5. We are of opinion that Section 218 of the Indian Penal Code does not apply to this case. No doubt it is injurious to the public that such serious offences as robbery should be hushed up, but unfortunately the definition of “injury” contained in the Penal Code does not cover anything that took place that night at the thana. We can well understand that oases of falsification of reports may occur which come within the purview of Section 218. All we decide is that this case does not. There is nothing in this case to show that Muhammad Ismail Khan intended to cause loss or injury to the public or to any person, or that he intended to save, or knew he was likely to save, anyone from punishment or had any of the other intents mentioned in Section 218,. when he suppressed the real report and entered the false one,
6. We are of opinion, and we find, that Muhammad Ismail Khan did commit an offence punishable under Section 177 of the Indian Penal Code.

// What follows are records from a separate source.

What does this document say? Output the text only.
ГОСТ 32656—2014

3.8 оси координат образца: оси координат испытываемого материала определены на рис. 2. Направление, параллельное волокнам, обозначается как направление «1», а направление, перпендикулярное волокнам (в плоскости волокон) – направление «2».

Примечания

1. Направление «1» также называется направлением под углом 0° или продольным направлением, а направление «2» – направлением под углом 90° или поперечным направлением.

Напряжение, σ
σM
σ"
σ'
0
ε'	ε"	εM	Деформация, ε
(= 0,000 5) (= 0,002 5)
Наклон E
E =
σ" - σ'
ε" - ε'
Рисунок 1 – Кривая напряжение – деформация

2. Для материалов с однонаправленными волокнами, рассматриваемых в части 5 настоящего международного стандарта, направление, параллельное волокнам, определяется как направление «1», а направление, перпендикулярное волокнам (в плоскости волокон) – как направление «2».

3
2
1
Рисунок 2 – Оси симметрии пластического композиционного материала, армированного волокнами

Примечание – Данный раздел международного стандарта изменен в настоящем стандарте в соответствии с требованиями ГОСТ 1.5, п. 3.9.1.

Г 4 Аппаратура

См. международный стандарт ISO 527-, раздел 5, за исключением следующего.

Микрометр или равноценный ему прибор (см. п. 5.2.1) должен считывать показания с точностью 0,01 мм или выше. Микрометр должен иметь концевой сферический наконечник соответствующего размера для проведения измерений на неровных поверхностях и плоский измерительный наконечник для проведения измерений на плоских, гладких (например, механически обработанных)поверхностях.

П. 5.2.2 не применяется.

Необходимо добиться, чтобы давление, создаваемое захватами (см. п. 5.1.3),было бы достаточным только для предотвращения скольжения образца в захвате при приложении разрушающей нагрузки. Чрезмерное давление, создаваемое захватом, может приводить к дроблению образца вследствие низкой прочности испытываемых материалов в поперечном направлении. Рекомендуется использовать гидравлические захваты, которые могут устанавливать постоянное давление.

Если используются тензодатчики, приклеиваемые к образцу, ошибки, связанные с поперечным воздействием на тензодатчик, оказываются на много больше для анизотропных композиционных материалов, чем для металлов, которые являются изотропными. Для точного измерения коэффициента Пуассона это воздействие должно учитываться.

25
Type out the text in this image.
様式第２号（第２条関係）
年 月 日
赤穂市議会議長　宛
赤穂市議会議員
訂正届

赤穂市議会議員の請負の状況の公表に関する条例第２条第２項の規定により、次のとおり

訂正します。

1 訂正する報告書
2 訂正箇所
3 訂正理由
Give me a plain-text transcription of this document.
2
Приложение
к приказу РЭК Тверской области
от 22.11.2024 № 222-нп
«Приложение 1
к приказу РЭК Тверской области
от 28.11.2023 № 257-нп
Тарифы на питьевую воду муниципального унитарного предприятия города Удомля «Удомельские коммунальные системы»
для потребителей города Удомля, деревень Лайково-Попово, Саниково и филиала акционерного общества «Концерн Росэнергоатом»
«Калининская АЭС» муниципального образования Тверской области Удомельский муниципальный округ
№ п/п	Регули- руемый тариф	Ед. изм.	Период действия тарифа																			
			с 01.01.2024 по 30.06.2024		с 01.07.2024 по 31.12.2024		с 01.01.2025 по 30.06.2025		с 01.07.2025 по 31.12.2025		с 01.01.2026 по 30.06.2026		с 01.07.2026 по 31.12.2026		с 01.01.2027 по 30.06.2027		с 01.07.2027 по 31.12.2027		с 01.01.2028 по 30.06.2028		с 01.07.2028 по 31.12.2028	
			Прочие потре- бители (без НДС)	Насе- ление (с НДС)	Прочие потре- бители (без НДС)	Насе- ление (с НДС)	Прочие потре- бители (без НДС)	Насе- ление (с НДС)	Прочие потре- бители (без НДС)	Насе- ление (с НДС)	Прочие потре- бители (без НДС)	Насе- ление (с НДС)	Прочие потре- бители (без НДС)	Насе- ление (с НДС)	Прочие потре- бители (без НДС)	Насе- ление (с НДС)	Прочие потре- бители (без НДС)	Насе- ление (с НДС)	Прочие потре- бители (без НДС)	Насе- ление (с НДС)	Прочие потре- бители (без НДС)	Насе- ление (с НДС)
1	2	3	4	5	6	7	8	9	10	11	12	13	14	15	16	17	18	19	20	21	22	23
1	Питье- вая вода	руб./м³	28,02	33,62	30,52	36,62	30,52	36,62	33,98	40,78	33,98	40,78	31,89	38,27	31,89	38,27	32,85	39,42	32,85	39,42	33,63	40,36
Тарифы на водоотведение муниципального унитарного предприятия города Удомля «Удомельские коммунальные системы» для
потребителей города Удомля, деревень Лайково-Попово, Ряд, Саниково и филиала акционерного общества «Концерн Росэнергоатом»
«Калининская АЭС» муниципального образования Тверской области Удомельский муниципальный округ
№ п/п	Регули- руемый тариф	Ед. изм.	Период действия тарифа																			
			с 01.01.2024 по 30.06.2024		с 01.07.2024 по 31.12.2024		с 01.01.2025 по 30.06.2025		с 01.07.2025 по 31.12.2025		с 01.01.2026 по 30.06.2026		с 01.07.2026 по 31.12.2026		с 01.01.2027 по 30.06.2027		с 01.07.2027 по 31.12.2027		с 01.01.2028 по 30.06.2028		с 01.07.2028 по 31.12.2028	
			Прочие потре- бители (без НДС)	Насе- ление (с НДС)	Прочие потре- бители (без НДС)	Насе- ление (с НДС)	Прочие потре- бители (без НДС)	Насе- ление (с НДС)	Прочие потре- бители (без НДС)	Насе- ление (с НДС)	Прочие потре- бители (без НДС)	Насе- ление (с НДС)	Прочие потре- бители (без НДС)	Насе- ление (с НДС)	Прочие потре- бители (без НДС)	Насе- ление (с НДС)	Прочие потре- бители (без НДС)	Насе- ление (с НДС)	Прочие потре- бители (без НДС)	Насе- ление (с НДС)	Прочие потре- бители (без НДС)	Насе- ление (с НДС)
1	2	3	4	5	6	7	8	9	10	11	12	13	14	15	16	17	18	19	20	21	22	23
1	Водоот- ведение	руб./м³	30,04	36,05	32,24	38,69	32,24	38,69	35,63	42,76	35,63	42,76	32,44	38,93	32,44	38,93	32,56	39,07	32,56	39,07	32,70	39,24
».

He was bound by law to enter in the general diary all reports of cognizable and non-cognizable cases made to him at the than a. It is needless to say that this duty involved that he should truthfully enter those reports. One object of that diary is to inform the Magistrate of the District and District Superintendent of Police of the offences which have been reported at the thana. In that sense the diary furnishes them with “information,” and at this particular thana it was the duty of Muhammad Ismail Khan to furnish such information to the Magistrate of the District and the District Superintendent of Police by means of the truthful entry of reports made to him. What he did was–he furnished by means of a false entry information which he knew to be false. He suppressed the real report, and entered a report which had not been made. Indeed we would be prepared to hold that Muhammad Ismail Khan in not entering the report which was made to him, even if he had made no entry at all, would have brought himself under Section 177, as the result would have been that he would have thereby informed the Magistrate of the District and the District Superintendent of Police that no report of a cognizable offence had been made, which would have been false information. It is absolutely necessary in the interests of the public that Police officers charged with the duty of entering these reports should enter them truthfully. We regard this as a serious case. A grave offence had been committed, and the action of Muhammad Ismail Khan, possibly countenanced by some other Police officer, that night has resulted in no inquiry so far as we are aware, having been instituted in respect of this highway robbery. We are aware that this class of offence is committed in certain districts; that reports made have been minimised and minor offences entered when a graver offence was in fact reported. We cannot pass over this offence lightly. We set aside the order of acquittal, and we convict Muhammad Ismail Khan of the offence punishable under Section 177, and sentence him to be rigorously imprisoned for eighteen calendar months; the imprisonment will begin from the time when he is taken into custody to undergo this sentence.